Some Things Offer No Retreat

Some Things Offer No Retreat

There is a version of one corner of climate change adaptation that makes sense. That is, if you remove many of the social and financial implications, at least — there are simply certain places people should probably not live, should probably not build things, should probably not plant things. A barrier island off the Carolina coast, say, a place that every year is in the crosshairs of increasingly strong storms and a rising sea that, eventually, will laugh off attempts to stay there. A drying African lake bed. A porous limestone peninsula.

The idea of “managed retreat,” where people proactively move away from such increasingly vulnerable places, remains in large part theoretical. It is not unheard of — an eroding Louisiana town here, a low-lying Solomon Islands village there — but for the moment it primarily exists as a measure of last resort.

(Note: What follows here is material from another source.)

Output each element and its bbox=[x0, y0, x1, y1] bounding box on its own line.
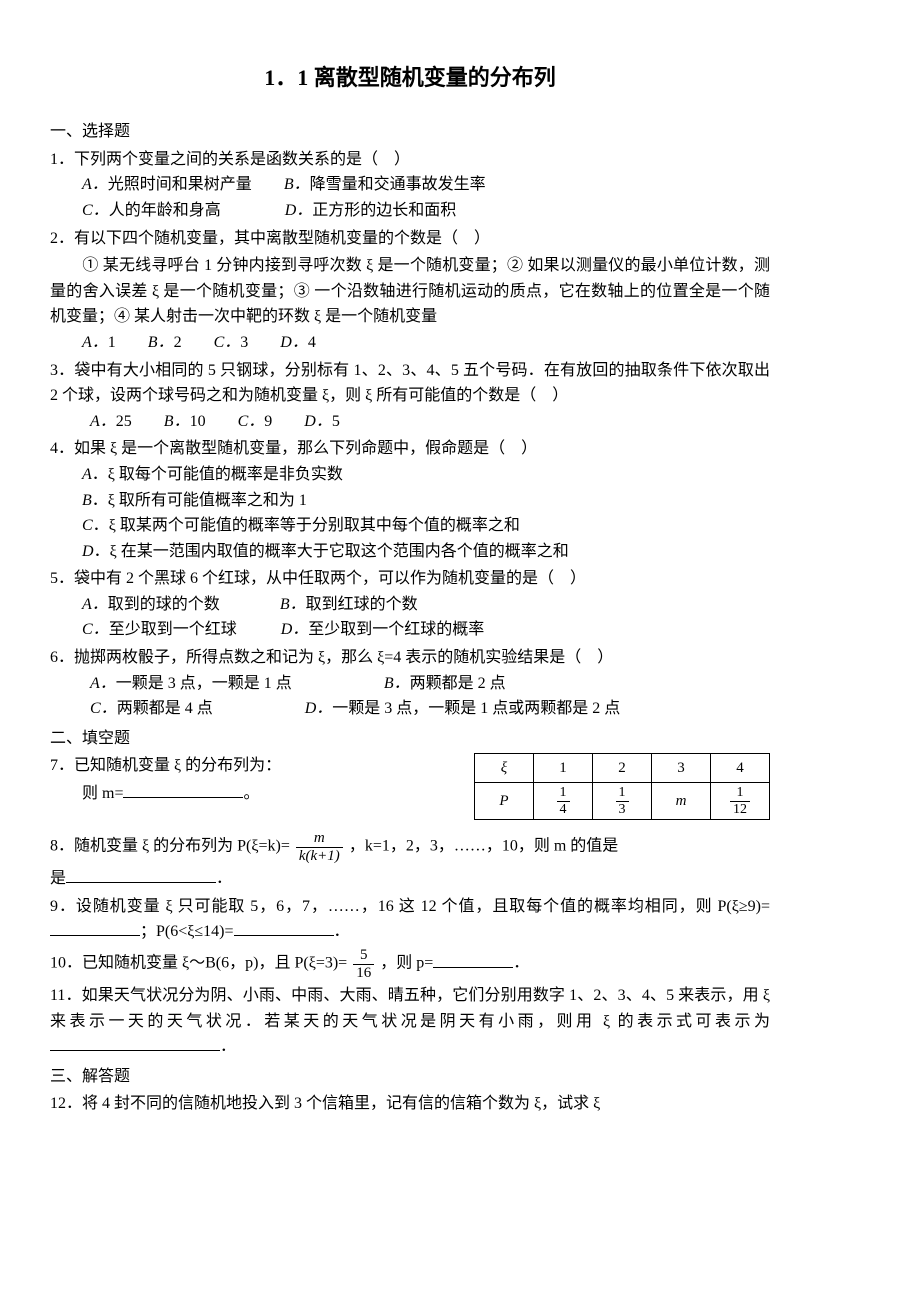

But importantly, it does exist. An option. If the sea is lapping at your doorstep, or the melting permafrost warping the ground beneath your floor, there is increasing interest and, haltingly, increasing funding and support for leaving the risky area. Moving whole towns, cities, or even countries will be exceptionally difficult and perhaps prohibitively expensive, but the solution is there, tangible, comprehensible: move out of the way.

The problem is, not all the impacts work that way. Torrance, California, is a city of around 140,000 in the Los Angeles metropolitan area, south of L.A.-proper and west of Long Beach. It is not, in general, a climate-vulnerable spot. It has a bit of Pacific coastline, but not much; it sits at an average elevation of around 90 feet, perhaps low enough to worry after a few centuries of Antarctic and Greenland melt, but not yet; it gets hot there, the way much of the region does, but not in a way that might push it toward “unlivable” any time soon.

And on Wednesday, at various points the air in Torrance was considered “unhealthy” or “very unhealthy” or downright “hazardous” to breathe. It happened to sit downwind of the Eaton Fire, the growing behemoth in the hills to the northwest of Pasadena. There are evacuation orders and warnings in the immediate vicinity of that blaze, as well as the Palisades Fire and others still blossoming in the windy tinderbox of greater Los Angeles, but not to the south, where millions more people live and work and, in theory, breathe.

The borders get fuzzy, in these cases. Blurred, debatable, unwieldy. Even if by some economic miracle it was possible to retreat from some of the most fire-prone sections of the L.A. area — the wildland-urban interfaces, the shrub-covered hills and canyons of Simi Valley or Topanga — and leave those spots to be consumed by the flames, none of it stops where we would want it to. Hurricane season demonstrated this recently as well; no one had suggested that Asheville, North Carolina, was some dead-end climate trap.

Also, we will not, of course, simply abandon most of the places that even offer it as a possibility, a means of escape. The average home price in Malibu, which has had a particular dire last few months, is closer to $10 million than to $1 million. And fire, unlike sea level rise, is random enough as to render retreat unreasonable. It is hitting Pacific Palisades today, but it will hit somewhere else tomorrow, and may not be back to this particular spot for years and years. Much like after a hurricane, one might convince oneself to rebuild, to use better materials or different vegetation and so on. To stick it out.

But the fire will be back, at some point, and the people in Torrance, or wherever else that sits firmly outside the Zone of Potential Retreat, will be forced back inside, back under masks, back to the hospital for asthma attacks and heart problems. Most actual retreat from climate change will not be “managed” but chaotic, a response to the latest disaster that, for one reason or another, renders the next disaster unbearable. But we cannot, reasonably, retreat from everywhere, and where do you draw the line, anyway? FEMA’s flood zone maps? Insurance companies’ fire risk assessments?

A picture of the true impact of the fires in L.A. right now is still days away, but right now they look absolutely apocalyptic: fire departments have nowhere near the resources required, fire hydrants are literally empty, thousands of structures have already burned and we don’t even really have a count for good parts of them. It is unlikely, in this particular corner of the world — rich, heavily built up, heavily populated — that “retreat” will emerge from the ashes as much of a viable solution here. And even if it did, the smoke would still blow south, across the city, toward people with nowhere to go.